Public Has Conflicting Views About Policy Issues

One thing that’s incredibly bizarre about admonishments to pay attention to public opinion polling when crafting policy is that even a cursory overview of various prominent polling outlets makes it clear that the public at large has many views about policy that are in conflict with each other, sometimes downright mutually exclusive. Sometimes this even shows up in the same poll, as with this polling report on public views of the budget deficit from Democracy Corps:

Despite these concerns, voters are reluctant to attack the deficit through tax increases or spending cuts on entitlements. In this economy, voters are wary of raising taxes, even if the revenue raised goes to something they deem important, like paying down the deficit. A majority (51 percent) say that even though the deficit is a big problem, we should not raise taxes to bring it down, while only 43 percent say that we might have to raise taxes to reduce the deficit. This rejection is even more acute among the least educated and lowest income voters, who are being disproportionately hurt by the recession and as such are even more strident in their rejection of a new tax to pay down the deficit.

And by an even wider 2:1 margin, voters reject cuts in Social Security, Medicare or defense spending to bring the deficit down (61 to 30 percent).

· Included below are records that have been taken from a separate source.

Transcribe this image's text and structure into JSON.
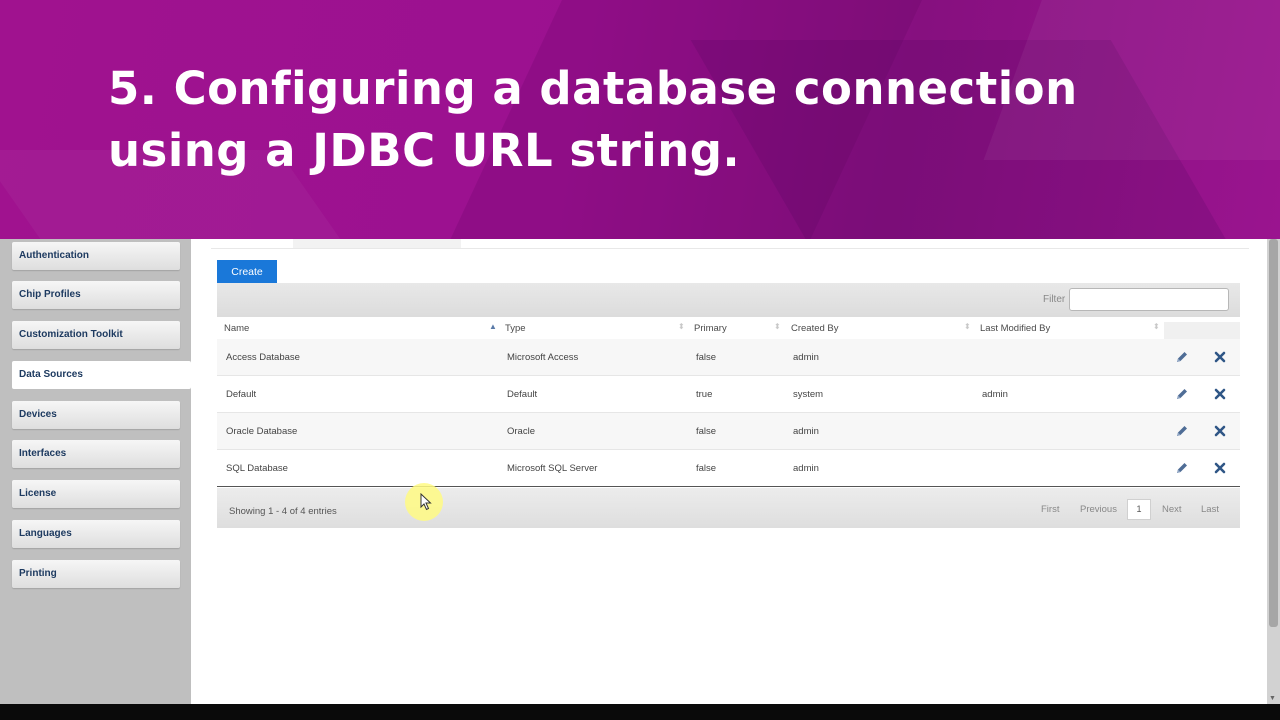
{
  "banner": {
    "title_line1": "5. Configuring a database connection",
    "title_line2": "using a JDBC URL string."
  },
  "sidebar": {
    "items": [
      {
        "label": "Authentication"
      },
      {
        "label": "Chip Profiles"
      },
      {
        "label": "Customization Toolkit"
      },
      {
        "label": "Data Sources"
      },
      {
        "label": "Devices"
      },
      {
        "label": "Interfaces"
      },
      {
        "label": "License"
      },
      {
        "label": "Languages"
      },
      {
        "label": "Printing"
      }
    ],
    "active": "Data Sources"
  },
  "toolbar": {
    "create_label": "Create",
    "filter_label": "Filter",
    "filter_value": ""
  },
  "table": {
    "columns": [
      "Name",
      "Type",
      "Primary",
      "Created By",
      "Last Modified By"
    ],
    "rows": [
      [
        "Access Database",
        "Microsoft Access",
        "false",
        "admin",
        ""
      ],
      [
        "Default",
        "Default",
        "true",
        "system",
        "admin"
      ],
      [
        "Oracle Database",
        "Oracle",
        "false",
        "admin",
        ""
      ],
      [
        "SQL Database",
        "Microsoft SQL Server",
        "false",
        "admin",
        ""
      ]
    ]
  },
  "footer": {
    "info": "Showing 1 - 4 of 4 entries",
    "first": "First",
    "previous": "Previous",
    "page": "1",
    "next": "Next",
    "last": "Last"
  },
  "colors": {
    "banner": "#9b1190",
    "accent": "#1a78d9",
    "sidebar_text": "#1d3a60",
    "icon": "#4f6d96"
  },
  "icons": {
    "edit": "pencil-icon",
    "delete": "x-icon"
  }
}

Of course, it’s simply not possible to significantly reduce the deficit without cutting spending on Medicare, Social Security, and defense or without raising taxes. So if you listen to the public, you’d seek out to eliminate the deficit, but you’d find yourself simply unable to do so. Part of this is because marginal voters can tip the balance, so that even if a lot of people are willng to take necessary measures to reduce the deficit, a relatively small handful of people who want more services but don’t want to be taxed to pay for them can tip the balance of public opinion. But another, more relevant, explanation is that the public simply doesn’t know that much about relevant facts. I suspect that the people who want the deficit reduced but don’t want to take any meaningful steps to do so are under the impression that the government spends much more than it does, and that the deficit can be reduced without touching any of the major spending programs or levels of taxation.  But it can’t. The fact that a majority of people, or even a dispositive plurality of people, thinks that it can doesn’t change the basic fact of the numbers, and this is why we’re organized into a representative democracy, where we elect people to handle these matters for us.